Instead, they left them to glean what they could from
teenage magazines in which the underlying message was that sexual activity
was the norm, perhaps contributing to Britain having the highest teenage
birth rate in western Europe.
Ten years ago about 30 per cent of children aged 12 to 15
identified their parents as their main source of advice and information on
sexual matters, Ofsted said. Now the proportion had fallen to about eight
per cent.
Yet when pupils were asked who should be their main
source of information, up to 50 per cent said it ought to be their
parents.
"A frequent response by pupils was that, in an ideal
world, parents should be the main source, but they accepted that this was
unlikely because of embarrassment on both sides," Ofsted said.
"Some parents - more often fathers than mothers -
are reluctant to take a greater part in talking about sex and
relationships with their children because they feel they lack the
necessary knowledge and skills."
Ofsted acknowledged that the problem was not new.

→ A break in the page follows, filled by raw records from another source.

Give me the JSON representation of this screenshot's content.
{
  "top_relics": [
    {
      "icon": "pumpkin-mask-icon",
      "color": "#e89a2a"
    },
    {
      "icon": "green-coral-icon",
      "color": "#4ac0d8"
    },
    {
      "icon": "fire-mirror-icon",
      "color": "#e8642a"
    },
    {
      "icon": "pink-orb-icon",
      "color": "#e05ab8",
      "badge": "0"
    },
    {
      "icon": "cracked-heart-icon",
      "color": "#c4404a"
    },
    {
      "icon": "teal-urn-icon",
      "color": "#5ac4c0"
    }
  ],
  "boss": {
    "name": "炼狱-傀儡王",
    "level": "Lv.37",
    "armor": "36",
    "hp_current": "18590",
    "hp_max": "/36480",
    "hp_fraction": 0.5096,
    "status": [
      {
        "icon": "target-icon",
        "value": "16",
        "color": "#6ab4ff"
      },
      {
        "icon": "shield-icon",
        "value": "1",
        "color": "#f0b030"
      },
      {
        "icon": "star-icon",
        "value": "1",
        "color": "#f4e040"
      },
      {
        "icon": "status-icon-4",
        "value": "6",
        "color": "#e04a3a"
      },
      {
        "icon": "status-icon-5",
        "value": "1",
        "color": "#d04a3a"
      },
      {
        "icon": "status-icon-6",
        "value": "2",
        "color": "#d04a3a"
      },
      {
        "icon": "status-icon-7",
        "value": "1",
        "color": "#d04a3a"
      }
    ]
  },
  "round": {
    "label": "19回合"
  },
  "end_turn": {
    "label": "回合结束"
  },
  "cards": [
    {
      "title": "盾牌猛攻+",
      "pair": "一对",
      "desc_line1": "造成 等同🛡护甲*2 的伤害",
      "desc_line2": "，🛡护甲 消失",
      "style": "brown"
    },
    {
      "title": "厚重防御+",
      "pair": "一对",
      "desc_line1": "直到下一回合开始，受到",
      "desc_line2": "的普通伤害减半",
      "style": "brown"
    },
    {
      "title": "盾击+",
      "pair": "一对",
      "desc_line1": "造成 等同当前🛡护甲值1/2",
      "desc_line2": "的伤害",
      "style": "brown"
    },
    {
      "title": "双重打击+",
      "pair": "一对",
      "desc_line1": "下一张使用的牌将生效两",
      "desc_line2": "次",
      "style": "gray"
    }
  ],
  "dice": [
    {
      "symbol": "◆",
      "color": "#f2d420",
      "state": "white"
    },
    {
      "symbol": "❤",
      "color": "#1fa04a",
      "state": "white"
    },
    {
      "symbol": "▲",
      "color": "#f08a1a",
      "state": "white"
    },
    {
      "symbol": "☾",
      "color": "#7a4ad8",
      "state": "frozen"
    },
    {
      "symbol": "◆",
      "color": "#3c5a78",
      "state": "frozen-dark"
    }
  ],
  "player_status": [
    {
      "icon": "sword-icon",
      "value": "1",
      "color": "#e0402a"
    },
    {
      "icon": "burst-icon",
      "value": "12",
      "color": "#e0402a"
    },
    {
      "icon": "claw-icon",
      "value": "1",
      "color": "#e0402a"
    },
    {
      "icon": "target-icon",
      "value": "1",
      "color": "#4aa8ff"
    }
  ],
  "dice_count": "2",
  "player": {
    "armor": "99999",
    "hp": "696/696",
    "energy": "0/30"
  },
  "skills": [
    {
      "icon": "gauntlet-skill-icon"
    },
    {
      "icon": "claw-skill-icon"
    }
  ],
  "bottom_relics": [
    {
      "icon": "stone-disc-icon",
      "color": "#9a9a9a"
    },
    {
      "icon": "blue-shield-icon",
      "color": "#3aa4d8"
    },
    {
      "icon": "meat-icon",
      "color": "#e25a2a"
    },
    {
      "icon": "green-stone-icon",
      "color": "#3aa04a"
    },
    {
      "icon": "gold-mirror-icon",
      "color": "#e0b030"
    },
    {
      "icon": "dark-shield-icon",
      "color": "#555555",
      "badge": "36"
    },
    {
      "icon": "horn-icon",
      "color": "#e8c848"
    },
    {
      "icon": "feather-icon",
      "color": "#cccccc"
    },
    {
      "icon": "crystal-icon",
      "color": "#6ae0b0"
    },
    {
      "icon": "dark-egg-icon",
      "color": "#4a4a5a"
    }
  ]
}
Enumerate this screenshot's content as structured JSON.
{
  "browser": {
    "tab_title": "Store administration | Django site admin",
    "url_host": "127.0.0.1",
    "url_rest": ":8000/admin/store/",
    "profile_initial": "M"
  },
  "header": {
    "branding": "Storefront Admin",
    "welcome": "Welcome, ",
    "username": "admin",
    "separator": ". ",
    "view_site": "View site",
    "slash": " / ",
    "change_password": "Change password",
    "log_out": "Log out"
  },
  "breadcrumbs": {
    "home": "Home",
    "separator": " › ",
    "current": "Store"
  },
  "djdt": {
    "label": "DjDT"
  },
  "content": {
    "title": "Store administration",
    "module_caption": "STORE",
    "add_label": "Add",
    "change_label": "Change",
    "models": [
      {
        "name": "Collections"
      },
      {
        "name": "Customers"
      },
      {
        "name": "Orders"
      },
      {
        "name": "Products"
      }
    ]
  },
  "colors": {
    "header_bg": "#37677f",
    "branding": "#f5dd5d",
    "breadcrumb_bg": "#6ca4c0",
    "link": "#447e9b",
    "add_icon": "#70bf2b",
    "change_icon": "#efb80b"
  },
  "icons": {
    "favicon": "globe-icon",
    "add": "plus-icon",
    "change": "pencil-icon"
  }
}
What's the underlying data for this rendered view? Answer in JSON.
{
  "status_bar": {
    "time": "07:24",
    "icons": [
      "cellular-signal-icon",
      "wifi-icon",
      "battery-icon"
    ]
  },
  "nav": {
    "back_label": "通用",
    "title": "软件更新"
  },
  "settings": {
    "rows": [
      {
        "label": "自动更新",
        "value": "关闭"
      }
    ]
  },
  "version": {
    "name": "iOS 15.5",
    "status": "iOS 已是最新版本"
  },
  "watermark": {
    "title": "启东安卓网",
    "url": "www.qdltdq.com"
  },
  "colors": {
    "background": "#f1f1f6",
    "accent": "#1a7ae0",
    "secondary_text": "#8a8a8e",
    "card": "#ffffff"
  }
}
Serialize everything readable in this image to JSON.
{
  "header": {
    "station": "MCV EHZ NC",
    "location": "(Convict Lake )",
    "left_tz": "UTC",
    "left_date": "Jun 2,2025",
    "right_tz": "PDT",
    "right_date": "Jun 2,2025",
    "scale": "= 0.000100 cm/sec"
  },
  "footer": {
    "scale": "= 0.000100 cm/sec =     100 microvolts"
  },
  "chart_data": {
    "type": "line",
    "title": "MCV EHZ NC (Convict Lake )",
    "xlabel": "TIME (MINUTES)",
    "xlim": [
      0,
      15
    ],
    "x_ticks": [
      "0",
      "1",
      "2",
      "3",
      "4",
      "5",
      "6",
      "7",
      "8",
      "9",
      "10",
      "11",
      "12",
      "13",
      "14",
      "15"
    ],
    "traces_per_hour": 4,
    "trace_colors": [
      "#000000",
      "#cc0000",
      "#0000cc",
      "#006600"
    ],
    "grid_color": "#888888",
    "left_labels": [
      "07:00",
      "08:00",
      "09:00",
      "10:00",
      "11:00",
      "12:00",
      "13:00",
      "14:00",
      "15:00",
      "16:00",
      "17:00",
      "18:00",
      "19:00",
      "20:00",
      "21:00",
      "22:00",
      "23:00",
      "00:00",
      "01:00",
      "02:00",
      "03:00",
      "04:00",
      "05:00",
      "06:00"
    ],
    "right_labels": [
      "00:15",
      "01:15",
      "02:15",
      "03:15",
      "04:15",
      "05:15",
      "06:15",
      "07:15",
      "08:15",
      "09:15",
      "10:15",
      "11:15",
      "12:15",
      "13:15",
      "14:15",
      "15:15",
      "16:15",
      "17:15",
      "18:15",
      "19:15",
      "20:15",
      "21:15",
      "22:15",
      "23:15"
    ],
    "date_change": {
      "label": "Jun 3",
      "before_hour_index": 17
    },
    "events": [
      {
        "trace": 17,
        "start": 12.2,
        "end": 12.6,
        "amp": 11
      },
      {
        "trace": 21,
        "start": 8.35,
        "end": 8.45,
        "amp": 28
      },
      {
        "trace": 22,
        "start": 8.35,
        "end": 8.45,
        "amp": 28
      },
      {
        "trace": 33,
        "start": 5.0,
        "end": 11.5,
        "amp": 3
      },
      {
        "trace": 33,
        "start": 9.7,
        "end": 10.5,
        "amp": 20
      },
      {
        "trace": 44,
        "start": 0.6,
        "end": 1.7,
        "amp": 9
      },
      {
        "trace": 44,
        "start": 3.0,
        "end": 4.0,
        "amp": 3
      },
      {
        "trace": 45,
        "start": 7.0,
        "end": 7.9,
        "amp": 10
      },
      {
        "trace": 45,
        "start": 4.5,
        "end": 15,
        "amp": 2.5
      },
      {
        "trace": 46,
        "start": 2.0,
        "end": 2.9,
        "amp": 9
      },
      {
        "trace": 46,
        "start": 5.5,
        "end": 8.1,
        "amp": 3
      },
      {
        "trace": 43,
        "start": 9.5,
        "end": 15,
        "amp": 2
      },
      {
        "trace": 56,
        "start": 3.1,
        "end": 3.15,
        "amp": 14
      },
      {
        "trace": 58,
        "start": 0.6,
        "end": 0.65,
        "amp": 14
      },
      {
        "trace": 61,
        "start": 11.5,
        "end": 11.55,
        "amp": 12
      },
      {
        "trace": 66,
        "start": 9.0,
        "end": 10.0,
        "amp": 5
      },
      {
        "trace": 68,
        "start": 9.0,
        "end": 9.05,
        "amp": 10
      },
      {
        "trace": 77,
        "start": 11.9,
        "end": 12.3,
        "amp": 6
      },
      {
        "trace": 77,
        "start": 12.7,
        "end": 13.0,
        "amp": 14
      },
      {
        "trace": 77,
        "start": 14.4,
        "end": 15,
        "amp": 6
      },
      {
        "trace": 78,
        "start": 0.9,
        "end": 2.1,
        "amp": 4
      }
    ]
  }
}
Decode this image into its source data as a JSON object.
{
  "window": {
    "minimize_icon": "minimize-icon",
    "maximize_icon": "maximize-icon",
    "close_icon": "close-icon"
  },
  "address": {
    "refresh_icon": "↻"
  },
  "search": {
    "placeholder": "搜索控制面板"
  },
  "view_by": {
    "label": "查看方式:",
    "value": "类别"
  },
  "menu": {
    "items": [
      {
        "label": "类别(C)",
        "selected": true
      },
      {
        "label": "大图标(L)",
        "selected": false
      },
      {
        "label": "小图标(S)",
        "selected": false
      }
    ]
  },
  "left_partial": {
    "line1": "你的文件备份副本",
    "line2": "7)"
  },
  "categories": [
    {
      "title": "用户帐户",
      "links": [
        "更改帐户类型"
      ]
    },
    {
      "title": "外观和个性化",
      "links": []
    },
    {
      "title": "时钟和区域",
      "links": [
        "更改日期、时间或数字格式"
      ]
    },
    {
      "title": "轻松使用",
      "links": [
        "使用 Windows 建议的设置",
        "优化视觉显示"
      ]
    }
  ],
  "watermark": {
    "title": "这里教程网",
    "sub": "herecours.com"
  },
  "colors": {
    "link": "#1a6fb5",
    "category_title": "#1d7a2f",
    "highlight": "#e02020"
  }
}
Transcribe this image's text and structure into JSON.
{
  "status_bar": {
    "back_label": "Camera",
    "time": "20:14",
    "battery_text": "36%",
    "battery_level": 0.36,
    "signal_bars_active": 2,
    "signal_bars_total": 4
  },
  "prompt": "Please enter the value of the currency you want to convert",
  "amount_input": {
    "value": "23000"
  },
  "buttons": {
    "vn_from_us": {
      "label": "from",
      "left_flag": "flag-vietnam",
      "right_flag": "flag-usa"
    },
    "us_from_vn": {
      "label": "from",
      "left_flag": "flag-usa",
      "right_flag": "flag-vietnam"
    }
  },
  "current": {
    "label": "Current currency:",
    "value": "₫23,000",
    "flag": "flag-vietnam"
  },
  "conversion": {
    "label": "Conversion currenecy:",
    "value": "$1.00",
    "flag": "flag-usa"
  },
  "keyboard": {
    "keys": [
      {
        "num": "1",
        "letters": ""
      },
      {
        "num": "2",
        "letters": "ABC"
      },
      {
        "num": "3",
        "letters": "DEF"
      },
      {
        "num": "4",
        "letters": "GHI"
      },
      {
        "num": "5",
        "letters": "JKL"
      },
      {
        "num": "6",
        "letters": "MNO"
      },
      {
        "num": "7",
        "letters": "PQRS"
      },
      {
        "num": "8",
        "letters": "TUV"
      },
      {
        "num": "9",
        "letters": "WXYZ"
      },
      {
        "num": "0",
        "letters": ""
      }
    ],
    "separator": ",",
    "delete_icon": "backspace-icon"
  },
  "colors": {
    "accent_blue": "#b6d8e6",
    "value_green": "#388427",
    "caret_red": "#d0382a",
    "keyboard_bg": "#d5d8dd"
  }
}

In 1943
a Board of Education report on sex education in schools said: "It
appears that a substantial proportion of parents either have some
reluctance to give such knowledge to their children, or feel the need of
some guidance on how best to deal with the matter."
In that year, however, many parents were "absent
from home", with the result that parental advice that might have been
given was not available.
"As a result, there is an increasing sense among
teachers that they have a degree of responsibility for seeing that their
pupils shall have some simple measure of sex education before leaving the
school," the Board of Education report had said.
From such beginnings had grown what was now known as
"sex and relationships education", which all pupils were to be
taught in science, religious education and personal, social and health
education throughout their school years.
However, the quality of instruction was very variable,
Ofsted said. Rather more emphasis was placed on the "factual
aspects" of sex than on teaching values and attitudes and assisting
pupils' moral and emotional development. Sexuality was a topic that many
teachers were nervous about approaching and dealt with only superficially.
Pupils were critical, too. "We are taught about
reproduction but not about being in loving relationships and making
love," a 15-year-old girl told the inspectors. "It's no wonder
some don't use condoms."
"Most of what we're taught is for the girls - it's
all about what happens to them," a 16-year-old boy said. "No one
tells the boys what responsibilities they have."
More advice should be made available to parents,
especially fathers, to enable more of them to talk constructively with
their children about sex and relationships, Ofsted said.